Ela morava na favela do Canindé, localizada às margens do Rio Tietê, na Zona Norte da capital paulista, quando começou a trabalhar como catadora de papel. Entre os cadernos, buscava os que estavam em melhores condições para, nas horas vagas, registrar o seu cotidiano. Dificuldades diárias para garantir comida, preconceito racial, problemas com vizinhos e com a educação dos filhos eram alguns dos temas desses cadernos, escritos em linguagem simples. Em 1958, o jornalista Audálio Dantas e Carolina se encontraram no Canindé e os 20 cadernos de anotações viraram seu primeiro e mais famoso livro, o “Quarto de despejo”.
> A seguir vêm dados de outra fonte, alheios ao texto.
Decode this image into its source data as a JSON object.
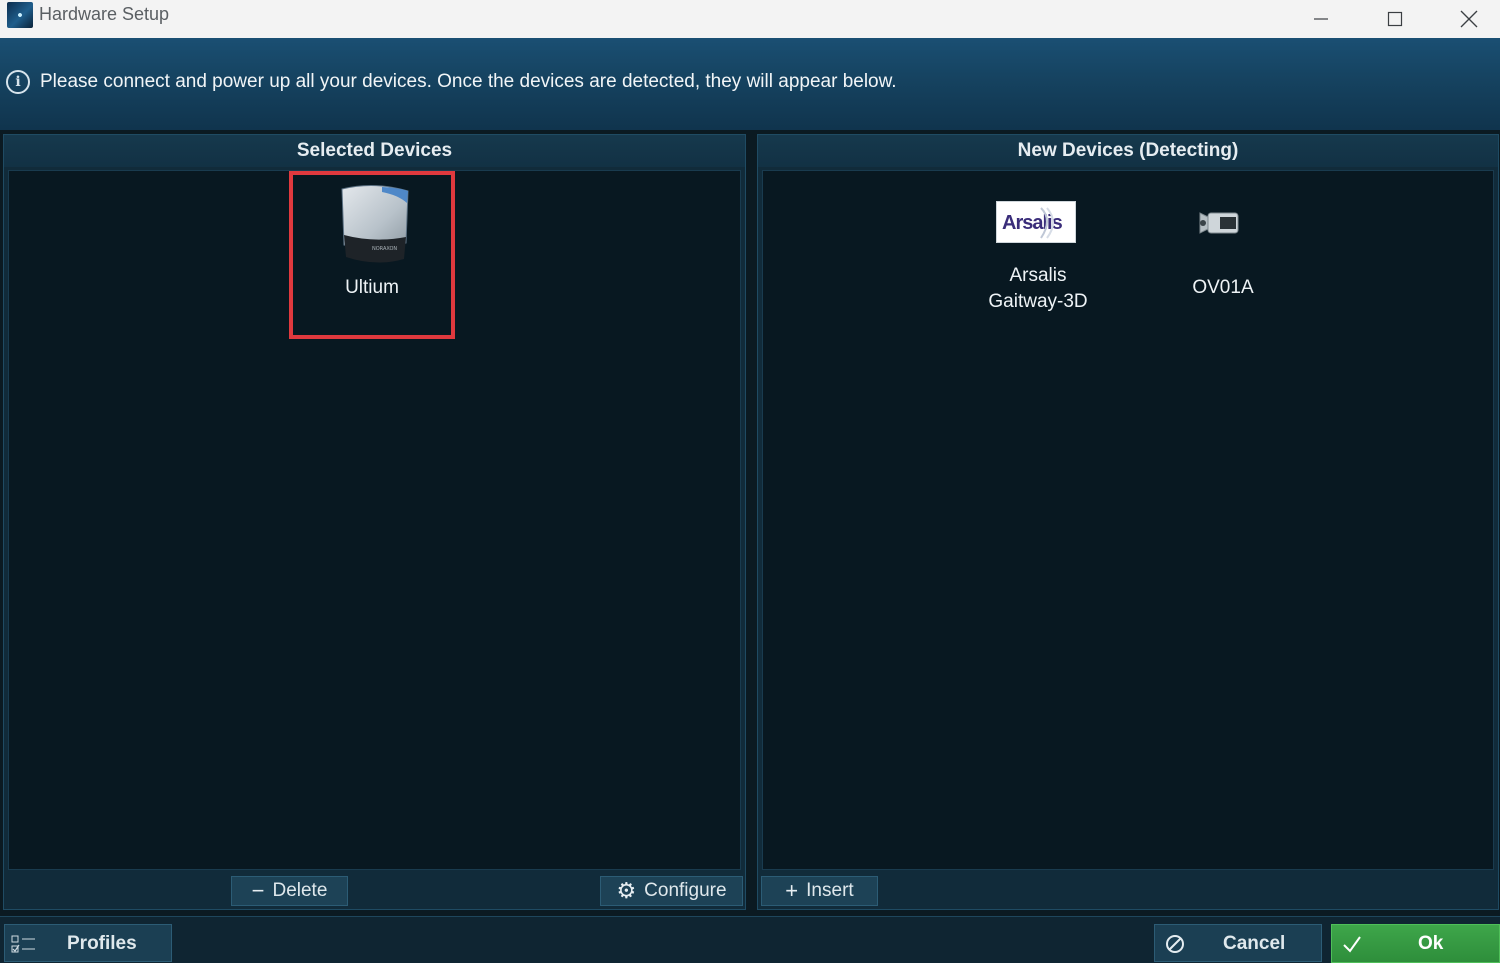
{
  "window": {
    "title": "Hardware Setup",
    "controls": [
      "minimize-icon",
      "maximize-icon",
      "close-icon"
    ]
  },
  "info": {
    "icon": "info-icon",
    "text": "Please connect and power up all your devices. Once the devices are detected, they will appear below."
  },
  "selected_panel": {
    "title": "Selected Devices",
    "devices": [
      {
        "label": "Ultium",
        "icon": "ultium-device-icon",
        "selected": true
      }
    ],
    "buttons": {
      "delete": {
        "symbol": "−",
        "label": "Delete"
      },
      "configure": {
        "symbol": "⚙",
        "label": "Configure"
      }
    }
  },
  "new_panel": {
    "title": "New Devices (Detecting)",
    "devices": [
      {
        "label_line1": "Arsalis",
        "label_line2": "Gaitway-3D",
        "icon": "arsalis-logo-icon",
        "logo_text": "Arsalis"
      },
      {
        "label": "OV01A",
        "icon": "video-camera-icon"
      }
    ],
    "buttons": {
      "insert": {
        "symbol": "+",
        "label": "Insert"
      }
    }
  },
  "footer": {
    "profiles": {
      "label": "Profiles",
      "icon": "profiles-checklist-icon"
    },
    "cancel": {
      "label": "Cancel",
      "icon": "cancel-icon"
    },
    "ok": {
      "label": "Ok",
      "icon": "checkmark-icon"
    }
  },
  "colors": {
    "highlight": "#e0393e",
    "ok_green": "#3ea64a",
    "panel_bg": "#081821",
    "band_blue": "#164462"
  }
}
Após a publicação e o sucesso, a autora se mudou para Santana, bairro de classe média da capital. Três anos depois, publicou o romance “Pedaços de Fome” e o livro “Provérbios”. Carolina nunca quis se casar e cuidou só dos filhos João José, nascido em 1948, José Carlos, de 1949, e Vera Eunice, de 1953, cada um de um relacionamento diferente. Morreu em fevereiro de 1977, aos 62 anos, de insuficiência respiratória. Outras seis obras foram publicadas após sua morte, compiladas a partir dos cadernos e materiais deixados pela autora.
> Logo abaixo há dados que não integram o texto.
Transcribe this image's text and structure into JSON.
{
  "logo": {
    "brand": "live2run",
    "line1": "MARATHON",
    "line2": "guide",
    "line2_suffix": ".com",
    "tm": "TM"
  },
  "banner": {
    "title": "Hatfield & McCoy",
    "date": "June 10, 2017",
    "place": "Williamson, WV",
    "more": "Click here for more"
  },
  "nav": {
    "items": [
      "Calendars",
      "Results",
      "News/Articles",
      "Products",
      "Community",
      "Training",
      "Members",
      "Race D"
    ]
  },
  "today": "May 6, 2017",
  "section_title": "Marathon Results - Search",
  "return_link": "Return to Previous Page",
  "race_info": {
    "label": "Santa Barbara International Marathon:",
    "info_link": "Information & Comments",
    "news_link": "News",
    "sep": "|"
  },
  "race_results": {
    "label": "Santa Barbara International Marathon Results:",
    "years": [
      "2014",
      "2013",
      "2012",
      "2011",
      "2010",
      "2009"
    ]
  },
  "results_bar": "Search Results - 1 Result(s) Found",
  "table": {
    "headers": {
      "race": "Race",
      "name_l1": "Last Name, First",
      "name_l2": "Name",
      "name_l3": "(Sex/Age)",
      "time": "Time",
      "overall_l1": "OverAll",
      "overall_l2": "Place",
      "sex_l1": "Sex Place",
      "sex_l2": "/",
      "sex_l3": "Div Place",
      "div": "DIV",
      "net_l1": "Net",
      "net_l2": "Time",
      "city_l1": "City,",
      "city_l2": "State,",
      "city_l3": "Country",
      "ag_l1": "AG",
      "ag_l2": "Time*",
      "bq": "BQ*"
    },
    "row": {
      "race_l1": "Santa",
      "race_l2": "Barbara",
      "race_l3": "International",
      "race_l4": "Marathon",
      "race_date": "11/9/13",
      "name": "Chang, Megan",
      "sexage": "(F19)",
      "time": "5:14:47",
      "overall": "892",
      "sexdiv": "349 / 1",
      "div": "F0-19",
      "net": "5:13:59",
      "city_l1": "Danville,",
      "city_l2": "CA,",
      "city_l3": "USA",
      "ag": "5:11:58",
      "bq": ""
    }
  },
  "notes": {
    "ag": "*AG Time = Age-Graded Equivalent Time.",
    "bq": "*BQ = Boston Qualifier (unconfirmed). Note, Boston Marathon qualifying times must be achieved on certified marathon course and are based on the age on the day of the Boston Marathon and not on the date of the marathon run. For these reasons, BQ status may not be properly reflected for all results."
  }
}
Para Mariana Patricio Fernandes, professora adjunta no Departamento de Ciência da Literatura da UFRJ, Carolina tinha na escrita uma maneira de não morrer. “Não só fisicamente, mas não morrer como pessoa, de afirmar o seu lugar e a sua singularidade no mundo. O seu direito de existir passa também pelo direito de escrever”, afirma. Depois da publicação do primeiro livro, Carolina continuou na batalha para ser publicada, mesmo com os editores tentando convencê-la a não publicar mais. “Ela mesmo pagou pela publicação dos outros livros dela, porque era uma necessidade de vida”, diz. Hoje em dia, existe um consenso da força literária da escritora Carolina Maria de Jesus, e também um reconhecimento do que havia de racismo e preconceito no questionamento do valor literário de seus escritos.
Vantuil Pereira, coordenador do Programa de Pós-Graduação em Políticas Públicas em Direitos Humanos do NEPP-DH da UFRJ, ressalta que o reconhecimento é uma ação de reparação histórica e, ao mesmo tempo, um olhar para o passado e para o futuro. “Essa reparação tem a ver com um processo histórico de racismo que se construiu ao longo de 400 anos de escravidão e, no caso do Brasil republicano, de um processo combinado de exclusão social, de exclusão da identidade nacional e do branqueamento da sociedade. Esses três pilares constituíram uma divisão onde, por exemplo, um negro não ocupava um lugar de relevo na Literatura”, afirma. Para Vantuil, o título representa um avanço político da pauta racial brasileira no século 21. Carolina, que dizia que o Brasil deveria ser governado por alguém que já passou fome, está perto de um novo atributo: mulher, negra, escritora, favelada e... Doutora Honoris Causa.